Libre-pensée, humanisme – France

Personal details
- Born: 27 October 1898 Millau, France
- Died: 20 April 1979 (aged 80) Millau, France
- Party: Parti radical-socialiste Camille Pelletan
- Occupation: Lawyer
- Profession: Human right activist politician

= Jean Cotereau =

French politician and militant secularist (1898–1979)

Jean Cotereau (27 October 1898 in Millau – 20 April 1979 in Millau) was a politician and a militant secularist.

== Biography ==
Coming from the middle class, he graduated from École Polytechnique.

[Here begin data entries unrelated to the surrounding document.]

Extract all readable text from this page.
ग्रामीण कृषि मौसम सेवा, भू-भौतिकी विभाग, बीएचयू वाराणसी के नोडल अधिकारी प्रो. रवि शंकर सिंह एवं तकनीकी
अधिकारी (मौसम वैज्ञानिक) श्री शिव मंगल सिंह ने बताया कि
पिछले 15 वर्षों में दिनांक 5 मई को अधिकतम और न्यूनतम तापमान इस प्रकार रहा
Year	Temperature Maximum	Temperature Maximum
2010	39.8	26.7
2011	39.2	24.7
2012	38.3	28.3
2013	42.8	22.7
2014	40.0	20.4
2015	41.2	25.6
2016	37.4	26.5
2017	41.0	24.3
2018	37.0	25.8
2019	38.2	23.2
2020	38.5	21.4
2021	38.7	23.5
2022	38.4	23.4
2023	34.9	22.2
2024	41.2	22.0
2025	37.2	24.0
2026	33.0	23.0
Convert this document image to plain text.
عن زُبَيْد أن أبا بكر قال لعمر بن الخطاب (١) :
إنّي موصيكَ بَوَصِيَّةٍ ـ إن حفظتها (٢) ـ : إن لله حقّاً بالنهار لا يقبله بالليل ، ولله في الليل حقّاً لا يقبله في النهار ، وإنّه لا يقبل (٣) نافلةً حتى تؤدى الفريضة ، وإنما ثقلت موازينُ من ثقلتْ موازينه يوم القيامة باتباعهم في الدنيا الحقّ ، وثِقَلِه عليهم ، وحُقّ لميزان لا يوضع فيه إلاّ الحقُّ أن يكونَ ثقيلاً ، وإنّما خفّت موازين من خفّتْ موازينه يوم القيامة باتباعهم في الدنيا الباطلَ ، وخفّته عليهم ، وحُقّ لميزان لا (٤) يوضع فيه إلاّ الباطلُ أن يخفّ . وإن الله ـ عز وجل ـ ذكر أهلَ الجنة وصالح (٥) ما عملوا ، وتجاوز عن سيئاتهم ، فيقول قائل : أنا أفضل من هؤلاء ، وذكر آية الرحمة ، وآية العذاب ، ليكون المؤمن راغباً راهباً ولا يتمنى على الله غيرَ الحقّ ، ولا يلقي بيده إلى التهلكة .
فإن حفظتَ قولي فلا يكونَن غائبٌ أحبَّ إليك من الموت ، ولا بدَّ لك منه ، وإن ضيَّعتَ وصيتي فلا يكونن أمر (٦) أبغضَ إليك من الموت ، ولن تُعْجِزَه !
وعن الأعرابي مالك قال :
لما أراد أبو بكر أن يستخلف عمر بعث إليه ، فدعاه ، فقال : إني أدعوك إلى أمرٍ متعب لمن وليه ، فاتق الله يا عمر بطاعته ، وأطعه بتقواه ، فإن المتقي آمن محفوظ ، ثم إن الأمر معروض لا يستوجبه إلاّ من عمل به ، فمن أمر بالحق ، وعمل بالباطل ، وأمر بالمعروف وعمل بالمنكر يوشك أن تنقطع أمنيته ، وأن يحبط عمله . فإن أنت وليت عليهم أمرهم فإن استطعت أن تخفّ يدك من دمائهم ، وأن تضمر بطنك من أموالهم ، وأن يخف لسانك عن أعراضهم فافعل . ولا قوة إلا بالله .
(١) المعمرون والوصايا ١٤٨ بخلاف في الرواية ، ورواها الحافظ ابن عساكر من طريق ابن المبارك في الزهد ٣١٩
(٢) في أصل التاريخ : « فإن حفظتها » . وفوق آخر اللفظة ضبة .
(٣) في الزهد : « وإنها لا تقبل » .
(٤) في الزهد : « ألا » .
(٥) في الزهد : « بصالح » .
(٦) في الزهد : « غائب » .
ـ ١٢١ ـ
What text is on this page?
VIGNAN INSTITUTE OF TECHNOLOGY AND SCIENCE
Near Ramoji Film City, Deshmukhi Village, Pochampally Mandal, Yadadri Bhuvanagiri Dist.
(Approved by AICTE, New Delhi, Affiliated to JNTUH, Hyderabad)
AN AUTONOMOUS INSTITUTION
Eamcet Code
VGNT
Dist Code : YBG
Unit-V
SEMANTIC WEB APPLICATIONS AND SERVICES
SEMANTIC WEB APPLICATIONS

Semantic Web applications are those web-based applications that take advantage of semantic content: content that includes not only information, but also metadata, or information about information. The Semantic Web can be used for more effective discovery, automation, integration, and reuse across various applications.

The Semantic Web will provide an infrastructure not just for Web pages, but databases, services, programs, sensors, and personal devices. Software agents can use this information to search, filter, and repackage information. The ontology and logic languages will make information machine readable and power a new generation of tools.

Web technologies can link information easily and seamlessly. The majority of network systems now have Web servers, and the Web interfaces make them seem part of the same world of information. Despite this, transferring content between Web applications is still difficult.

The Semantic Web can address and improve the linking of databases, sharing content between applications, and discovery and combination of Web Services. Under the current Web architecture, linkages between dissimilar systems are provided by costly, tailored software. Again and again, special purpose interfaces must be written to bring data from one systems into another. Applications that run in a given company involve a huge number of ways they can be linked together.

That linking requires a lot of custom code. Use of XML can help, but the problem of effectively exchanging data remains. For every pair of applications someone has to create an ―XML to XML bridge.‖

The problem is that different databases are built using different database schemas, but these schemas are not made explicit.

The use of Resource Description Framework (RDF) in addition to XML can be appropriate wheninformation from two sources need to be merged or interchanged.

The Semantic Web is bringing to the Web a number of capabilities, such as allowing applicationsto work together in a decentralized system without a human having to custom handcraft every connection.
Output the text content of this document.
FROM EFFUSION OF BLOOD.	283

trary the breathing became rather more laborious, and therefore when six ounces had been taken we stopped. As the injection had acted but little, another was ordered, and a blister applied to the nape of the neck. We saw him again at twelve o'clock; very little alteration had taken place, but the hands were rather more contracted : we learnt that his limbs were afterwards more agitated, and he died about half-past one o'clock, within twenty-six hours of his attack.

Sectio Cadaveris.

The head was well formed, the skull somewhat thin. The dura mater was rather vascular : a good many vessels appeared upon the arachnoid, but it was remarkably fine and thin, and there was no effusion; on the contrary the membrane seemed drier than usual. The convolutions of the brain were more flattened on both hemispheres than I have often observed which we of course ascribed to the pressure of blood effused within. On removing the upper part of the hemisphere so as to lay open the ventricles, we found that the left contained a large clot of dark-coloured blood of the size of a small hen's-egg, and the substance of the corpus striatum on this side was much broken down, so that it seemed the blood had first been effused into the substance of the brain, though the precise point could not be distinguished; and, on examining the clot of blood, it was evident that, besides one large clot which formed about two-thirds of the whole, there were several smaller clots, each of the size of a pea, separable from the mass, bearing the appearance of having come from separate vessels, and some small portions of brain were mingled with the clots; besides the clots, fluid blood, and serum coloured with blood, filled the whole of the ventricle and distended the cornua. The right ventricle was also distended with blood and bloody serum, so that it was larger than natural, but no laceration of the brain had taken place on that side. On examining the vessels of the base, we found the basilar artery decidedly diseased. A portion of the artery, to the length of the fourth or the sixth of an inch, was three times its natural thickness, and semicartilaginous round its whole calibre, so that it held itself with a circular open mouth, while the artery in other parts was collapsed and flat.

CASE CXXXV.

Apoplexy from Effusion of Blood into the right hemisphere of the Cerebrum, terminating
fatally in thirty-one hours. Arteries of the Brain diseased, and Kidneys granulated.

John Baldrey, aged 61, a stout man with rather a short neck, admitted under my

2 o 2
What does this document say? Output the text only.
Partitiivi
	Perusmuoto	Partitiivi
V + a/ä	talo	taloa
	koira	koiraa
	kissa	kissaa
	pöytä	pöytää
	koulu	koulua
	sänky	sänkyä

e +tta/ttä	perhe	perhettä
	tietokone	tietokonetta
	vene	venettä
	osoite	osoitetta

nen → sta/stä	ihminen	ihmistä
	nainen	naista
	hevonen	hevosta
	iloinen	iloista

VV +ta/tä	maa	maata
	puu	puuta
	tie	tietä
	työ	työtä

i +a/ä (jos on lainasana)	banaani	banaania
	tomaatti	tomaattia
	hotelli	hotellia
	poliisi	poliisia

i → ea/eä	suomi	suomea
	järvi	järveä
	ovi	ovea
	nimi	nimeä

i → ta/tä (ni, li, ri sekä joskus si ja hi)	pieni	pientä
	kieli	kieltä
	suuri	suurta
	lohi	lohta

Raised in the Catholic faith, he moved away from it to become a radical secular and anticlerical militant. He became a member of the Grand Orient of France.

He left his professional career and from 1926 he devoted himself entirely to La Libre-pensée, where he eventually became general secretary while at the same time being in charge of the association's publications, in particular La Raison ("Reason"), and L'Idée libre ("The Free Idea").

In 1950 Coterau joined the Human Rights League (France) where he was active through the 1960s.

At the same time, Jean Cotereau got involved in politics. He joined the Radical-Socialist Party Camille Pelletan, of which he was vice-president when the party was established in 1933.

However, a little later he joined the SFIO, French Section of the Workers' International, and in 1938 became a defender of the Munich Agreement.

Coterau won a municipal election in Fontenay-sous-Bois. He remained faithful to the Socialist Party although he did not achieve any position of importance in the party, until 1958 when he opposed the return to power of Charles de Gaulle.

In 1956, together with André Lorulot, he founded "La Raison", "organ of secular action and rationalist propaganda".

With La Libre pensée, where he was the president, he participated in the demonstrations of 28 May 1958. That followed by him opposing the Debré law.

In 1975 he left his directing role in La Libre pensée, but he was still named as the Honorary President.